What Is Sentry? Error Monitoring and Tracking Explained
Sentry is an error-monitoring and application-monitoring platform that captures exceptions and crashes with the context needed to debug them.
Where broad observability platforms watch overall health, Sentry started with a sharp focus: catching the errors your code throws in production and giving developers everything they need to fix them. It has grown to include performance monitoring, but error tracking remains its core and most distinctive strength.
Error tracking, not just logging
Sentry captures unhandled exceptions and crashes the moment they happen, recording the stack trace, the local variables, the request data, and the user context around the failure. Instead of grepping logs hoping to reconstruct a crash, you get a structured, actionable error report.

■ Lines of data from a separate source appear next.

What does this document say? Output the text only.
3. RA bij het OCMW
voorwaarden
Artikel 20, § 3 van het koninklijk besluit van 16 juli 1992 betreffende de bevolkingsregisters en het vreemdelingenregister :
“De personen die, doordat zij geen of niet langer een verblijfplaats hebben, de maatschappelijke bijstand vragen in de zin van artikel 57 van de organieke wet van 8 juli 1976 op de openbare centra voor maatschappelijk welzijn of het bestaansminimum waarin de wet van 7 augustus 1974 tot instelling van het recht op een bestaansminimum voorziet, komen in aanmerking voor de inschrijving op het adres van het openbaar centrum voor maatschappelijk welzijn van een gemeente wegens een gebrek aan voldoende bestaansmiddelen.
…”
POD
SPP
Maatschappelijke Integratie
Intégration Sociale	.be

Grouping and deduplication
Sentry groups many occurrences of the same underlying bug into a single issue and tracks how often it happens and how many users it affects. This turns a flood of identical errors into one prioritizable item, so teams fix the bugs that hurt the most rather than chasing duplicate noise.
Release tracking
Sentry associates each error with the release that introduced it, using version and commit information. When a new error spikes right after a deploy, Sentry can point at the exact release and often the commit responsible, making it a powerful post-deploy safety net.
Sentry in CI/CD
Teams wire Sentry into their pipeline by uploading source maps or debug symbols during the build and notifying Sentry when a release is deployed. With that link in place, a rise in errors immediately after a deploy is attributed to the responsible release automatically, which is exactly the signal canary checks and rollback decisions need.
Beyond errors
Sentry has expanded into performance monitoring and tracing, so it can show slow transactions alongside the errors they relate to. Even so, its identity remains error-first: for many teams it is the tool that tells them, quickly and with detail, that a release broke something.
Key takeaways
- Sentry captures exceptions with rich debugging context.
- It groups duplicate errors into prioritizable issues.
- Release tracking ties new errors to the deploy that caused them.
- Wiring it into CI/CD makes post-deploy error spikes attributable.